Moving onto Blu-ray content, I watched the recent release of the classic Fiddler on the Roof. It’s certainly not a film you will be dragging out to show off how amazing your home theater is, as they purposely went for a diffused look to the image, but it did win the Oscar for Cinematography in 1971. The image here came across well, with the Vizio outputting 1080p24 and the warm, rich colors of the Technicolor process coming across. It also sent over the new 7.1 DTS-HD Master Audio soundtrack to my processor perfectly in bitstream or PCM formats. Compared to players from Oppo or Sony, the Vizio was a bit slow to load, though still much faster than players from a couple years ago.

On The Bench

The Vizio is one of the first players to be subject to our new HDMI bench tests as well as our standard suite of DVD and Blu-ray benchmarks. The Vizio only outputs in the 4:4:4 colorspace, but it has no errors present in that data. If your display supports 4:4:4 properly and all devices between the Vizio and your display (receiver, processor, HDMI switch, etc.) support 4:4:4 correctly, then you should be fine with this.

Overall on the Bench Test the Vizio did pretty well, and over component video is did remarkably well with the resolution on some of the wedge patterns. With the PF Alt wedge pattern it was often too slow to lock on which caused it to fail. Similarly with the Super Speedway clip it would be slow to lock, or lose the lock for a fraction of a second, also causing a fail. With the Mixed Wedge over HDMI, when dropping into video mode from film, it would remain stuck in film deinterlacing mode for a bit causing combing of text that shouldn’t happen.

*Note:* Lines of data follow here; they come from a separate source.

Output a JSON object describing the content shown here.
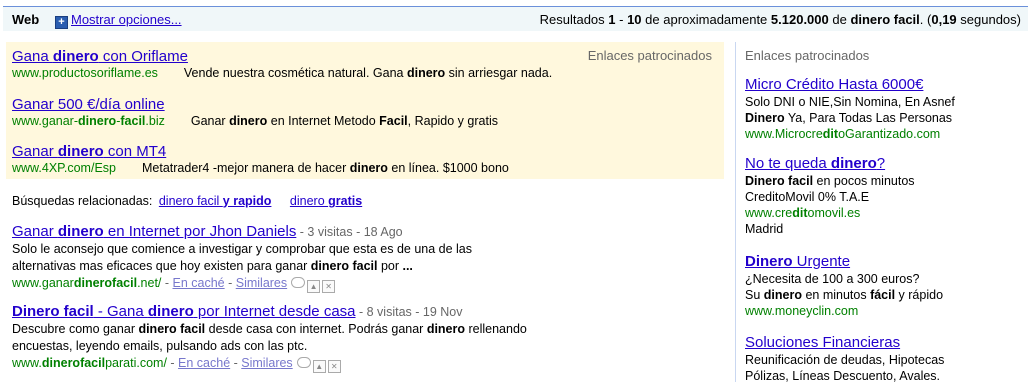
{
  "topbar": {
    "web_label": "Web",
    "options_link": "Mostrar opciones...",
    "stats_prefix": "Resultados ",
    "range_start": "1",
    "range_sep": " - ",
    "range_end": "10",
    "stats_mid": " de aproximadamente ",
    "total": "5.120.000",
    "stats_de": " de ",
    "query": "dinero facil",
    "stats_time_open": ". (",
    "time": "0,19",
    "stats_time_close": " segundos)"
  },
  "ads_top": {
    "label": "Enlaces patrocinados",
    "items": [
      {
        "title_a": "Gana ",
        "title_b": "dinero",
        "title_c": " con Oriflame",
        "url": "www.productosoriflame.es",
        "desc_a": "Vende nuestra cosmética natural. Gana ",
        "desc_b": "dinero",
        "desc_c": " sin arriesgar nada."
      },
      {
        "title_a": "Ganar 500 €/día online",
        "url_a": "www.ganar-",
        "url_b": "dinero",
        "url_c": "-",
        "url_d": "facil",
        "url_e": ".biz",
        "desc_a": "Ganar ",
        "desc_b": "dinero",
        "desc_c": " en Internet Metodo ",
        "desc_d": "Facil",
        "desc_e": ", Rapido y gratis"
      },
      {
        "title_a": "Ganar ",
        "title_b": "dinero",
        "title_c": " con MT4",
        "url": "www.4XP.com/Esp",
        "desc_a": "Metatrader4 -mejor manera de hacer ",
        "desc_b": "dinero",
        "desc_c": " en línea. $1000 bono"
      }
    ]
  },
  "related": {
    "label": "Búsquedas relacionadas:",
    "items": [
      {
        "a": "dinero facil ",
        "b": "y rapido"
      },
      {
        "a": "dinero ",
        "b": "gratis"
      }
    ]
  },
  "results": [
    {
      "title_a": "Ganar ",
      "title_b": "dinero",
      "title_c": " en Internet por Jhon Daniels",
      "meta": " - 3 visitas - 18 Ago",
      "snip1": "Solo le aconsejo que comience a investigar y comprobar que esta es de una de las",
      "snip2_a": "alternativas mas eficaces que hoy existen para ganar ",
      "snip2_b": "dinero facil",
      "snip2_c": " por ",
      "snip2_d": "...",
      "url_a": "www.ganar",
      "url_b": "dinerofacil",
      "url_c": ".net/",
      "cache": "En caché",
      "similar": "Similares"
    },
    {
      "title_a": "Dinero facil",
      "title_b": " - Gana ",
      "title_c": "dinero",
      "title_d": " por Internet desde casa",
      "meta": " - 8 visitas - 19 Nov",
      "snip1_a": "Descubre como ganar ",
      "snip1_b": "dinero facil",
      "snip1_c": " desde casa con internet. Podrás ganar ",
      "snip1_d": "dinero",
      "snip1_e": " rellenando",
      "snip2": "encuestas, leyendo emails, pulsando ads con las ptc.",
      "url_a": "www.",
      "url_b": "dinerofacil",
      "url_c": "parati.com/",
      "cache": "En caché",
      "similar": "Similares"
    }
  ],
  "rail": {
    "label": "Enlaces patrocinados",
    "ads": [
      {
        "title": "Micro Crédito Hasta 6000€",
        "l1": "Solo DNI o NIE,Sin Nomina, En Asnef",
        "l2_a": "Dinero",
        "l2_b": " Ya, Para Todas Las Personas",
        "url_a": "www.Microcre",
        "url_b": "dit",
        "url_c": "oGarantizado.com"
      },
      {
        "title_a": "No te queda ",
        "title_b": "dinero",
        "title_c": "?",
        "l1_a": "Dinero facil",
        "l1_b": " en pocos minutos",
        "l2": "CreditoMovil 0% T.A.E",
        "url_a": "www.cre",
        "url_b": "dit",
        "url_c": "omovil.es",
        "l3": "Madrid"
      },
      {
        "title_a": "Dinero",
        "title_b": " Urgente",
        "l1": "¿Necesita de 100 a 300 euros?",
        "l2_a": "Su ",
        "l2_b": "dinero",
        "l2_c": " en minutos ",
        "l2_d": "fácil",
        "l2_e": " y rápido",
        "url": "www.moneyclin.com"
      },
      {
        "title": "Soluciones Financieras",
        "l1": "Reunificación de deudas, Hipotecas",
        "l2": "Pólizas, Líneas Descuento, Avales."
      }
    ]
  }
}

On the HD tests, the 1080i to 1080p conversion with the wedges failed as there was some detail enhancement going on that caused visual artifacts in the wedge patterns that shouldn’t have been there, and was not able to be defeated by the end user. It also failed on noise reduction, as there was no control for it and it seemed to do no reduction of either mosquito noise or block video noise. There is no video frequency response graph because of the lack of 1080i output for DVD video.


The Vizio is a well performing Blu-ray player on the bench and in general use. Blu-ray and DVD performance was good overall, and the color space conversion was perfect, though with only one format supported. The online streaming support from Netflix, Vudu, and Pandora was nice and worked as advertised with the dual band Wi-Fi helping to insure the best wireless performance you can get. If you know that the 4:4:4 color space will work with your equipment then giving the Vizio a look for a Blu-ray player is a very affordable option that provides good quality playback.